Free to watch • No registration required • HD streaming
Richard Ibghy & Marilou Lemmens Theatre from the Jungle At the Art Gallery of Southwestern Manitoba, 2018 Organized by John G. Hampton
Theatre from the Jungle is a collaborative experiment in theatre and installation that emerged from the unique landscape of immigration and labour in Brandon, Manitoba. The artists spent two months working primarily with recent immigrants living in Brandon, conducting interviews and workshoping performances built from lived experiences and literary sources. The project begins with selected passages from Upton Sinclair’s 1906 novel The Jungle—a story which documents the struggles of immigrant labour in the Chicago meat packing industry at the turn of the century. Participants rehearsed a script that weaves together the events depicted in the novel and the present-day situation in Brandon. The workshops were then filmed and are presented alongside participant interviews in a multi-channel video installation that gives an intimate yet theatrical representation of a dynamic that has a profound impact on the fabric of the Westman community.
Richard Ibghy & Marilou Lemmens “The Jungle” Reading Group, 2018 Installation: HD video (29 minutes), monitor, scripts, table, chairs, wall panel.
The first part of Theatre from the Jungle presents a reading group consisting of currentand ex-employees of Maple Leaf Foods in Brandon, Manitoba. The group reads from a selection of rewritten passages from Upton Sinclair’s work of fiction entitled The Jungle, a novel which depicts the harrowing experiences of a group of immigrant labourers working in the stockyards in Chicago at the turn of the twentieth century. It is worth noting that, unlike all of the participants, Sinclair’s mother tongue was English, he was not an immigrant, and he never worked in the meat packing industry.

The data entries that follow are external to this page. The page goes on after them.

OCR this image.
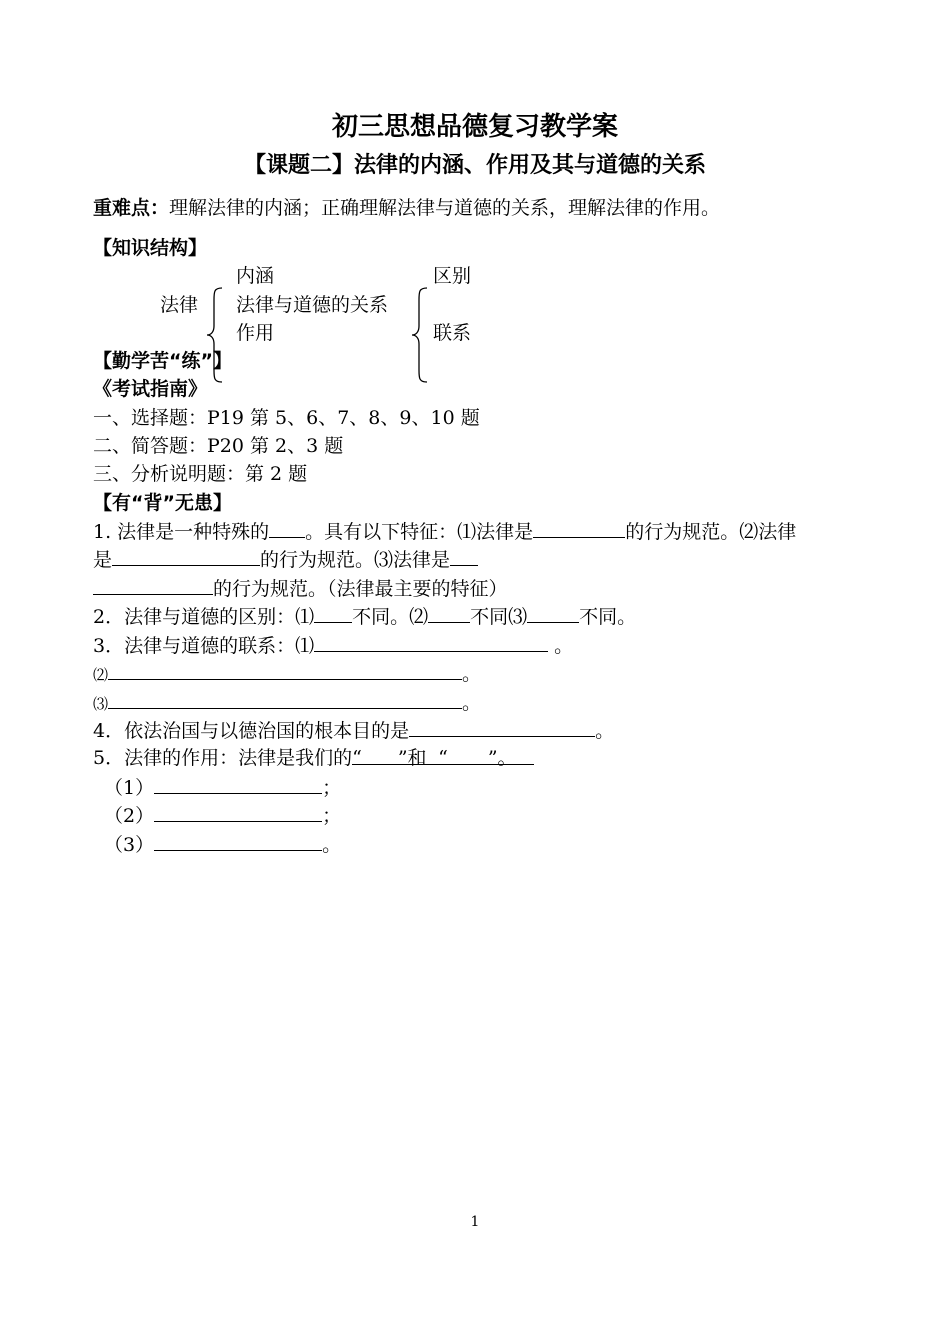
初三思想品德复习教学案
【课题二】法律的内涵、作用及其与道德的关系
重难点：理解法律的内涵；正确理解法律与道德的关系，理解法律的作用。
【知识结构】
内涵
法律 法律与道德的关系
作用
区别
联系
【勤学苦“练”】
《考试指南》
一、选择题：P19 第 5、6、7、8、9、10 题
二、简答题：P20 第 2、3 题
三、分析说明题：第 2 题
【有“背”无患】
1. 法律是一种特殊的 。具有以下特征：⑴法律是	的行为规范。⑵法律
是	的行为规范。⑶法律是
的行为规范。（法律最主要的特征）
2．法律与道德的区别：⑴ 不同。⑵ 不同⑶	不同。
3．法律与道德的联系：⑴	。
⑵	。
⑶	。
4．依法治国与以德治国的根本目的是	。
5．法律的作用：法律是我们的“ ”和 “ ”。
（1）	；
（2）	；
（3）	。
1
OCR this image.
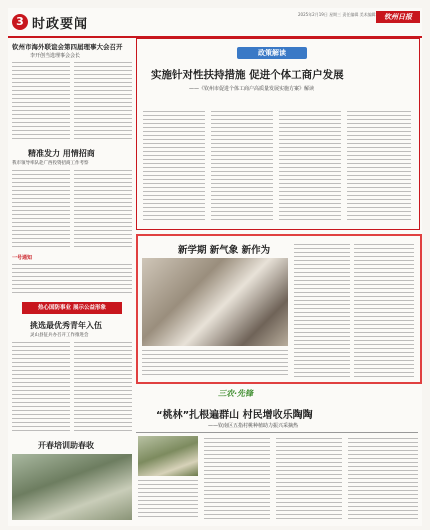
3 时政要闻
2025年2月19日 星期三 责任编辑 美术编辑	钦州日报
钦州市海外联谊会第四届理事大会召开
李开创当选理事会会长
精准发力 用情招商
我市领导率队赴广西投资招商工作考察
一号通知
热心国防事业 展示公益形象
挑选最优秀青年入伍
灵山县征兵办召开工作推进会
开春培训助春收
政策解读
实施针对性扶持措施 促进个体工商户发展
——《钦州市促进个体工商户高质量发展实施方案》解读
新学期 新气象 新作为
三农·先锋
“桃林”扎根遍群山 村民增收乐陶陶
——钦南区五指村桃种植助力振兴采摘热
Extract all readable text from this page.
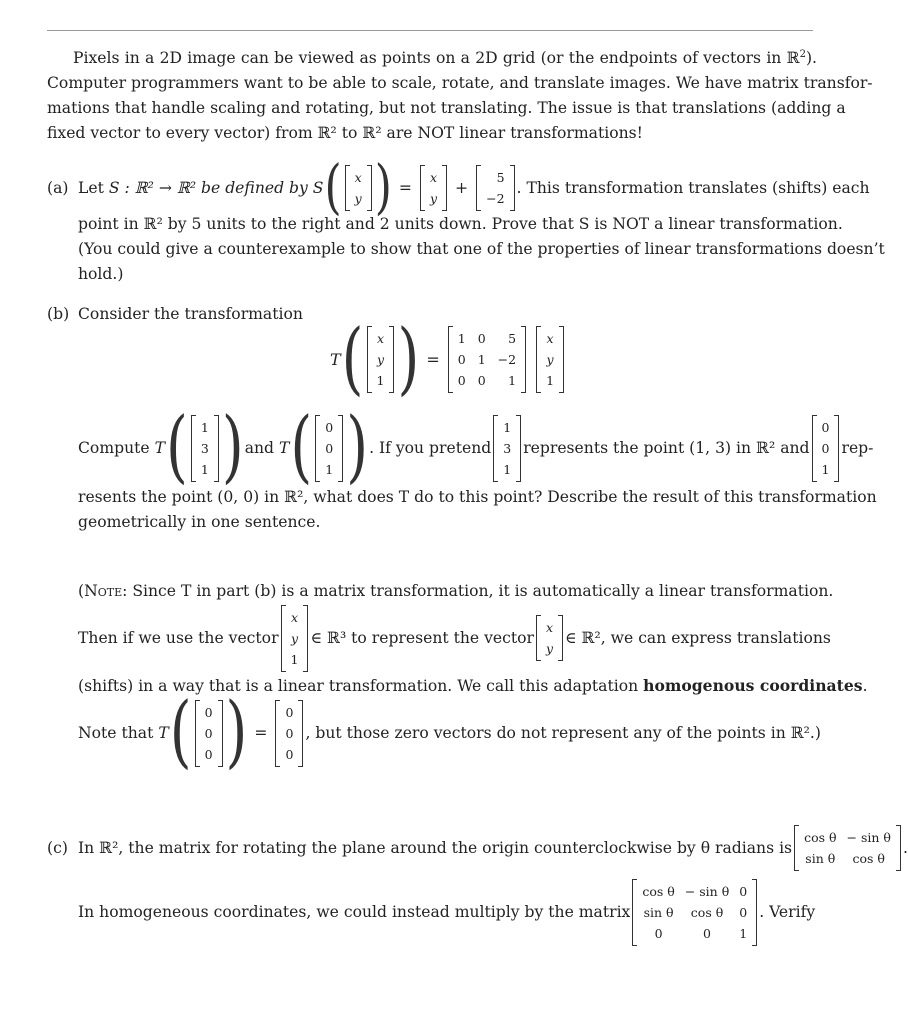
Pixels in a 2D image can be viewed as points on a 2D grid (or the endpoints of vectors in ℝ$^2$).
Computer programmers want to be able to scale, rotate, and translate images. We have matrix transfor-
mations that handle scaling and rotating, but not translating. The issue is that translations (adding a
fixed vector to every vector) from ℝ² to ℝ² are NOT linear transformations!
(a) Let
S : ℝ² → ℝ² be defined by
S ( x
y ) =
x
y
+
5
−2
. This transformation translates (shifts) each
point in ℝ² by 5 units to the right and 2 units down. Prove that S is NOT a linear transformation.
(You could give a counterexample to show that one of the properties of linear transformations doesn’t
hold.)
(b) Consider the transformation
T ( x
y
1 ) =
1
0
0
0
1
0
5
−2
1
x
y
1
Compute
T ( 1
3
1 ) and
T ( 0
0
1 ) . If you pretend
1
3
1
represents the point (1, 3) in ℝ² and
0
0
1
rep-
resents the point (0, 0) in ℝ², what does T do to this point? Describe the result of this transformation
geometrically in one sentence.
(Note: Since T in part (b) is a matrix transformation, it is automatically a linear transformation.
Then if we use the vector
x
y
1
∈ ℝ³ to represent the vector
x
y
∈ ℝ², we can express translations
(shifts) in a way that is a linear transformation. We call this adaptation homogenous coordinates.
Note that
T ( 0
0
0 ) =
0
0
0
, but those zero vectors do not represent any of the points in ℝ².)
(c) In ℝ², the matrix for rotating the plane around the origin counterclockwise by θ radians is
cos θ
sin θ
− sin θ
cos θ
.
In homogeneous coordinates, we could instead multiply by the matrix
cos θ
sin θ
0
− sin θ
cos θ
0
0
0
1
. Verify
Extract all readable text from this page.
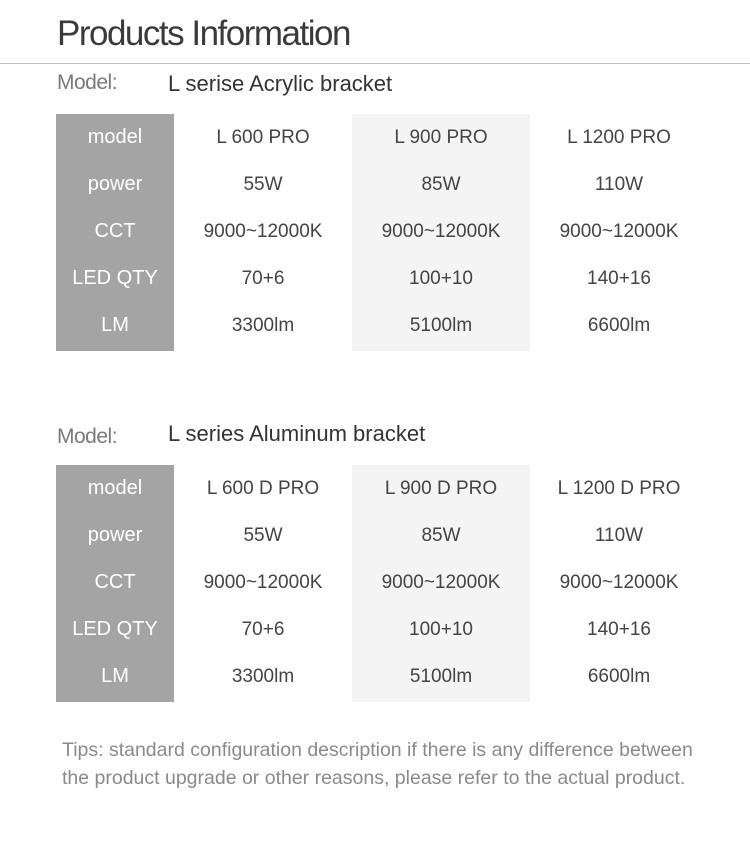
Products Information
Model: L serise Acrylic bracket
model
power
CCT
LED QTY
LM
L 600 PRO
55W
9000~12000K
70+6
3300lm
L 900 PRO
85W
9000~12000K
100+10
5100lm
L 1200 PRO
110W
9000~12000K
140+16
6600lm
Model: L series Aluminum bracket
model
power
CCT
LED QTY
LM
L 600 D PRO
55W
9000~12000K
70+6
3300lm
L 900 D PRO
85W
9000~12000K
100+10
5100lm
L 1200 D PRO
110W
9000~12000K
140+16
6600lm
Tips: standard configuration description if there is any difference between the product upgrade or other reasons, please refer to the actual product.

Richard Ibghy & Marilou Lemmens Meat Packing, 2018 HD video (33 minutes)
The second part of Theatre from the Jungle presents a group of twelve individuals performing movements common to a hog processing plant, such as ushering in pigs, removing heads, slicing guts, chopping ribs, counting chops, packing boxes, etc. The piece gives a glimpse into the organization of the production line, but more explicitly portrays the patterns of bodily movements at work in the meat packing industry. By subtracting the factory, meat, tools, noise, and protective gear that employees normally wear, the piece calls attention to the singularity of the individual—not as a worker but as a person—as well as to the interaction and cooperation between colleagues. It also gives visibility to the particular form that a body and mind adopt in a highly repetitive production process designed for standardisation and efficiency.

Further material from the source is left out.